Hypothèses autour d’une nomination

Mohamad Badie, 67 ans et professeur en médecine vétérinaire, est devenu le 8e guide des Frères musulmans. Badie succède à Mahdi Akef, dont le mandat s’est achevé le 13 janvier.

Akef avait annoncé sa retraite en octobre dernier en raison de profondes divergences entre conservateurs et réformateurs au sein de la confrérie. Les élections du bureau du guide (instance dirigeante de la confrérie), il y a deux semaines, ont témoigné d’un recul considérable des réformateurs avec la sortie du numéro 2 de la confrérie, Mohamad Habib, et du réformateur Abdel-Moneim Aboul-Fotouh.

Ces deux personnalités n’étaient pas présentes samedi pour l’annonce du nouveau guide. Lors d’une conférence de presse tenue ce samedi au siège de la confrérie au Caire, Mahdi Akef a annoncé que son successeur avait été choisi par consensus par le conseil consultatif de la confrérie.

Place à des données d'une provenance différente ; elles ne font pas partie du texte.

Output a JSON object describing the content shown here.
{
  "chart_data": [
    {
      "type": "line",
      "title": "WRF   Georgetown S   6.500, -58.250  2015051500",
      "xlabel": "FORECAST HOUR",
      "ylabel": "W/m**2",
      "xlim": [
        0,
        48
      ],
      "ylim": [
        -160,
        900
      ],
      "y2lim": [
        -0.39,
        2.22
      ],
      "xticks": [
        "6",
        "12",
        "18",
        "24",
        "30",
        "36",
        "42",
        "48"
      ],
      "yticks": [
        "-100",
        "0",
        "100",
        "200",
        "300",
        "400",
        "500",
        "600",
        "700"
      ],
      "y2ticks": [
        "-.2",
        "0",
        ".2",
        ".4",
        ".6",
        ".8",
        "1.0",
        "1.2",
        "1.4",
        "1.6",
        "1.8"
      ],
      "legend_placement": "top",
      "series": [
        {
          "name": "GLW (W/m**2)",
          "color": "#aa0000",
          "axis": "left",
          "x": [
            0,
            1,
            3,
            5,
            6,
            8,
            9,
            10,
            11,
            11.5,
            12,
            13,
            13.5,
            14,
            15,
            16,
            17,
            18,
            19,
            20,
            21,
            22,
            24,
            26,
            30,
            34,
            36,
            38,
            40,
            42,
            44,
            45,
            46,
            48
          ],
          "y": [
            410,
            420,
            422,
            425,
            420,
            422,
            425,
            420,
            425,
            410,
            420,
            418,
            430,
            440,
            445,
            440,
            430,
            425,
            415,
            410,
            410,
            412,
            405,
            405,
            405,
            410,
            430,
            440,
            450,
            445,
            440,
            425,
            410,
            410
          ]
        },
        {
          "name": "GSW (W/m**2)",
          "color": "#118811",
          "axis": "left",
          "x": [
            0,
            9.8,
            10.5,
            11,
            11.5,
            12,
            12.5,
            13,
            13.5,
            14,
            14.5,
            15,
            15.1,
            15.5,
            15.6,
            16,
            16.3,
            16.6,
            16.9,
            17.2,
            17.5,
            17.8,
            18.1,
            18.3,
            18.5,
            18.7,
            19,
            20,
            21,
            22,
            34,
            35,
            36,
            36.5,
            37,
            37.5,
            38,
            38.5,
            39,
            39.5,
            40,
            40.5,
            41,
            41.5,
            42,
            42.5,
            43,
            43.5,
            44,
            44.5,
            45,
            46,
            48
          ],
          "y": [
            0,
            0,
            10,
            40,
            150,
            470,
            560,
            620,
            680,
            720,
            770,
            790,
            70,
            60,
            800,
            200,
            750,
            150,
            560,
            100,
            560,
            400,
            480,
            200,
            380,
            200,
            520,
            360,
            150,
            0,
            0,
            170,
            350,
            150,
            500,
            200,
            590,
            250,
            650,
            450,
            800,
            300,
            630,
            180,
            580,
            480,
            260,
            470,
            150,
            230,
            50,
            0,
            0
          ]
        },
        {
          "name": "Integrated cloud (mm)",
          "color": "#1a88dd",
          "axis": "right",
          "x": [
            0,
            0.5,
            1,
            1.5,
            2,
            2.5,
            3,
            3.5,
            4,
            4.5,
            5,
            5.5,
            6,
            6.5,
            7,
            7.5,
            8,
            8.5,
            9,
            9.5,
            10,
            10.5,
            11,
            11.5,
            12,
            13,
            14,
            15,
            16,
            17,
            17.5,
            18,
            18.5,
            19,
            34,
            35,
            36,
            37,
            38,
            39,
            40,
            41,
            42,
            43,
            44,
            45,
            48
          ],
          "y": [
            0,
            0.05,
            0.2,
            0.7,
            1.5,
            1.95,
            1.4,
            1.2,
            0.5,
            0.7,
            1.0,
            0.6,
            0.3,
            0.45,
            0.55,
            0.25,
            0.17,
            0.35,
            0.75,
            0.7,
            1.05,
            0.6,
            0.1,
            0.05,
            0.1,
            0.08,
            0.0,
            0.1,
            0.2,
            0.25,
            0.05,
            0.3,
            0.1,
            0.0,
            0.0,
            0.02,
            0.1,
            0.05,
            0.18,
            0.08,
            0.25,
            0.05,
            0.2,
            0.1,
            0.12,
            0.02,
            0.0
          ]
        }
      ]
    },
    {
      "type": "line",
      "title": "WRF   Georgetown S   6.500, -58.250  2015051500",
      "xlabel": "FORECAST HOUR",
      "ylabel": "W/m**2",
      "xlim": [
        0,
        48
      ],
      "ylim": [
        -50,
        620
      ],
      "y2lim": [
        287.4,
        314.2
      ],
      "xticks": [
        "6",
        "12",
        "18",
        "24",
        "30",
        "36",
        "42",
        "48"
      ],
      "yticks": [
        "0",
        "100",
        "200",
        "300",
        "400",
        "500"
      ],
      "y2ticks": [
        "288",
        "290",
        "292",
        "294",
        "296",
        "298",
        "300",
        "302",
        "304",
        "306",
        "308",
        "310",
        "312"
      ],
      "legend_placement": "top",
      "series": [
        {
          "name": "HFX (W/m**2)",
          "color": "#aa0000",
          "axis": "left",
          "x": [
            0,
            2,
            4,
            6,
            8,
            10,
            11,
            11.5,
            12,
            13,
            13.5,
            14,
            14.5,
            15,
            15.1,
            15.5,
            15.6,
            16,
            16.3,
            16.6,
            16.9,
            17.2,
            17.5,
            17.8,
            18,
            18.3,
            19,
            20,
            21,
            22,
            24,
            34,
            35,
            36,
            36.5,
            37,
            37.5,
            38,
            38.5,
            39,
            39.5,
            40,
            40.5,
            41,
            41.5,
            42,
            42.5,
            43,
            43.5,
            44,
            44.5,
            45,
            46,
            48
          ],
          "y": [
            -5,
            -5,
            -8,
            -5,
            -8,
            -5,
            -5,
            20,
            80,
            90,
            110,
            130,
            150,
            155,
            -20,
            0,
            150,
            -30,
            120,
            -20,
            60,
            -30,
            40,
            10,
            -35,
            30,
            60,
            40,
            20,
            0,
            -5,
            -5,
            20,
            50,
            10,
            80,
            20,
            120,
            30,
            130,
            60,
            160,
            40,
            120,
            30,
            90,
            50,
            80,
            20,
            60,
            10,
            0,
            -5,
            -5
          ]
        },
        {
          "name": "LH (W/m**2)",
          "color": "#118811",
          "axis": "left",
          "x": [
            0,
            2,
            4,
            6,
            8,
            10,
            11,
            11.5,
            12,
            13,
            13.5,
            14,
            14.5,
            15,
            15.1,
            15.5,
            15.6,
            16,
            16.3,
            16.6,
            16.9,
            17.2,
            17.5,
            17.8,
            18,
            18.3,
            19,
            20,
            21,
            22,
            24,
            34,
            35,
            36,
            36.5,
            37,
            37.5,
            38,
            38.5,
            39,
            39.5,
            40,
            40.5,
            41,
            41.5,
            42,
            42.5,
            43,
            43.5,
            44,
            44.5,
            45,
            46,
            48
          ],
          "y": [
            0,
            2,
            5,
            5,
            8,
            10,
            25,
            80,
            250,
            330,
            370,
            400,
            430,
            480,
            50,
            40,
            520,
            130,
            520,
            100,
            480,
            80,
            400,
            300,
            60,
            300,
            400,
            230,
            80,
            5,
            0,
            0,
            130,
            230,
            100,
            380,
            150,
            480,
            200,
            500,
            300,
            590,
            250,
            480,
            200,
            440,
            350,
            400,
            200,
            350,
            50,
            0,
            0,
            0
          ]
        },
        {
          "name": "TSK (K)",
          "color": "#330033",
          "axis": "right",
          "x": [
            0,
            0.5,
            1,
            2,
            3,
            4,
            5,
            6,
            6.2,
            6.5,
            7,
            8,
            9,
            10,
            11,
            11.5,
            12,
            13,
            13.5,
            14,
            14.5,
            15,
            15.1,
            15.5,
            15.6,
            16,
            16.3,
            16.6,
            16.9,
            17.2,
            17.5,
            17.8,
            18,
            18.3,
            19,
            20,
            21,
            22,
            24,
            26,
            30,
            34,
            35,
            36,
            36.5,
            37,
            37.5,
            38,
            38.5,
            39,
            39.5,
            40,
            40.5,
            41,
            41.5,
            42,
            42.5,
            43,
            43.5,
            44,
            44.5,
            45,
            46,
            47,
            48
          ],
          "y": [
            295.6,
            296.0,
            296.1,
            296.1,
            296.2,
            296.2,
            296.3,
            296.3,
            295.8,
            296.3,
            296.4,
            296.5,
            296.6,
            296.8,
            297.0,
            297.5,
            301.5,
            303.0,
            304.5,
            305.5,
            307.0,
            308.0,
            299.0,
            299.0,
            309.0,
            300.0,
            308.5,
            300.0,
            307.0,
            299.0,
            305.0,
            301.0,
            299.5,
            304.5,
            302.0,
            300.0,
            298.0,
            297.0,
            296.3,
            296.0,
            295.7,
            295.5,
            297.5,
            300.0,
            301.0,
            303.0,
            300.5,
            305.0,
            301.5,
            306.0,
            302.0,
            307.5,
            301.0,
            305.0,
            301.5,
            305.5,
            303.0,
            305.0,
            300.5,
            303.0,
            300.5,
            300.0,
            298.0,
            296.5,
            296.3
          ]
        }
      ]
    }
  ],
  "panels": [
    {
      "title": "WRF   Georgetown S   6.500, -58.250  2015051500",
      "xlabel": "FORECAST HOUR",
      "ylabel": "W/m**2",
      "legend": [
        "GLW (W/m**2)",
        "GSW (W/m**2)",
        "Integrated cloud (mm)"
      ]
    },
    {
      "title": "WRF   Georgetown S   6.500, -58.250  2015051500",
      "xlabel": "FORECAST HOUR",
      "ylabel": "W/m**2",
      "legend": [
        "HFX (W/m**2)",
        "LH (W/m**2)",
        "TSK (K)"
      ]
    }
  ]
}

Mohamad Badie est un conservateur par excellence, bien qu’il ait gardé une certaine ouverture sur les autres courants au sein de la confrérie. Il plaide pour une « islamisation accrue » de la société. Sa nomination vient renforcer l’emprise des conservateurs sur la Confrérie. Né en 1943 à Mahalla dans le Delta du Nil, Badie est un ancien radical. Il a été arrêté et emprisonné à plusieurs reprises et a fait partie du conseil de la choura, exécutif du mouvement fondamentaliste. Il appartient à ce que l’on qualifie de génération de la Révolution de 1952.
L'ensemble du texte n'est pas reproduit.